Step 1. Parse all the words into the file placing it into a huge NSArray. (Done quickly)

Step 2. Create the NSOperationQueue inserting the NSBlockOperation.

The main problem is that the process start very quickly but than slow down very soon. I'm Using an NSOperationQueue with max concurrent operation setted to 100. I have a Core 2 Duo Process (Dual core without HT).

I seen that using NSOperationQueue there is a lot of overhead creating the NSOperation (stopping the dispatch of the queue it need about 3 min just to create 300k NSOperation.) CPU goes to 170% when I start dispatching the queue.

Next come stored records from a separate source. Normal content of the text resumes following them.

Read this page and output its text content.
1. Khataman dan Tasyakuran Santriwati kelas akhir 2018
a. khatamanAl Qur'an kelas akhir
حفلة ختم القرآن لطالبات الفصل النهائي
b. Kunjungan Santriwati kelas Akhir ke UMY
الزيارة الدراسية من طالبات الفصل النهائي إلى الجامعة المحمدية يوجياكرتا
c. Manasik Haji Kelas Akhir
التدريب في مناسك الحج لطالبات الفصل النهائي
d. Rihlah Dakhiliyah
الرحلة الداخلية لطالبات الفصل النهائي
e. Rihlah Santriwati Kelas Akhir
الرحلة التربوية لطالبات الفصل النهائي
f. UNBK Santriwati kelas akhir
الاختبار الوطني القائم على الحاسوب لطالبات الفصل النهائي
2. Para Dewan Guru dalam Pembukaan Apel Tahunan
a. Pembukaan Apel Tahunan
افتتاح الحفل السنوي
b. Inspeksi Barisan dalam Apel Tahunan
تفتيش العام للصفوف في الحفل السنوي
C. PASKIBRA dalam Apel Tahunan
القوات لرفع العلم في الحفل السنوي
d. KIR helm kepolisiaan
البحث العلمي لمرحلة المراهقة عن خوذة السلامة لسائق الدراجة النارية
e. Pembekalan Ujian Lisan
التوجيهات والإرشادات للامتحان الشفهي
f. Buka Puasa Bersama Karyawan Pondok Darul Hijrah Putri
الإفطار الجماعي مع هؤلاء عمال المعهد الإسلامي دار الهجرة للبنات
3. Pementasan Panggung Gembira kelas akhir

I tryed also removing the NSOperationQueue and using the GDC (the 300k loop is done instantaneous (commented lines)) but cpu used is only 95% and the problem is the same as with NSOperations. Very soon the process slow down.

Some tips to do it well?

Here some Code (Original question Code):

- (void)inserdWords:(NSArray *)words insideDictionary:(Dictionary *)dictionary {
    NSDate *creationDate = [NSDate date];

    __block NSUInteger counter = 0;

    NSArray *dictionaryWords = [dictionary.words allObjects];
    NSMutableSet *coreDataWords = [NSMutableSet setWithCapacity:words.count];

    NSLog(@"Begin Adding Operations");

    for (NSString *aWord in words) {

        void(^wordParsingBlock)(void) = ^(void) {
            @synchronized(dictionary) {
                NSManagedObjectContext *context = [(PRDGAppDelegate*)[[NSApplication sharedApplication] delegate] managedObjectContext];                

                [context lock];

                Word *toSaveWord = [NSEntityDescription insertNewObjectForEntityForName:@"Word" inManagedObjectContext:context];
                [toSaveWord setCreated:creationDate];
                [toSaveWord setText:aWord];
                [toSaveWord addDictionariesObject:dictionary];

                [coreDataWords addObject:toSaveWord];
                [dictionary addWordsObject:toSaveWord];

                [context unlock];

                counter++;
                [self.countLabel performSelectorOnMainThread:@selector(setStringValue:) withObject:[NSString stringWithFormat:@"%lu/%lu", counter, words.count] waitUntilDone:NO];

            }
        };

        [_operationsQueue addOperationWithBlock:wordParsingBlock];
//        dispatch_queue_t queue = dispatch_get_global_queue(DISPATCH_QUEUE_PRIORITY_DEFAULT, 0);
//        dispatch_async(queue, wordParsingBlock);
    }
    NSLog(@"Operations Added");
}

Thank you in advance.

Edit...

Thanks to Stephen Darlington I rewrite my code and I figured out the problem. The most important thing is: Do not share CoreData object between Thread ... it means do not mix Core data objects retrieved by different context.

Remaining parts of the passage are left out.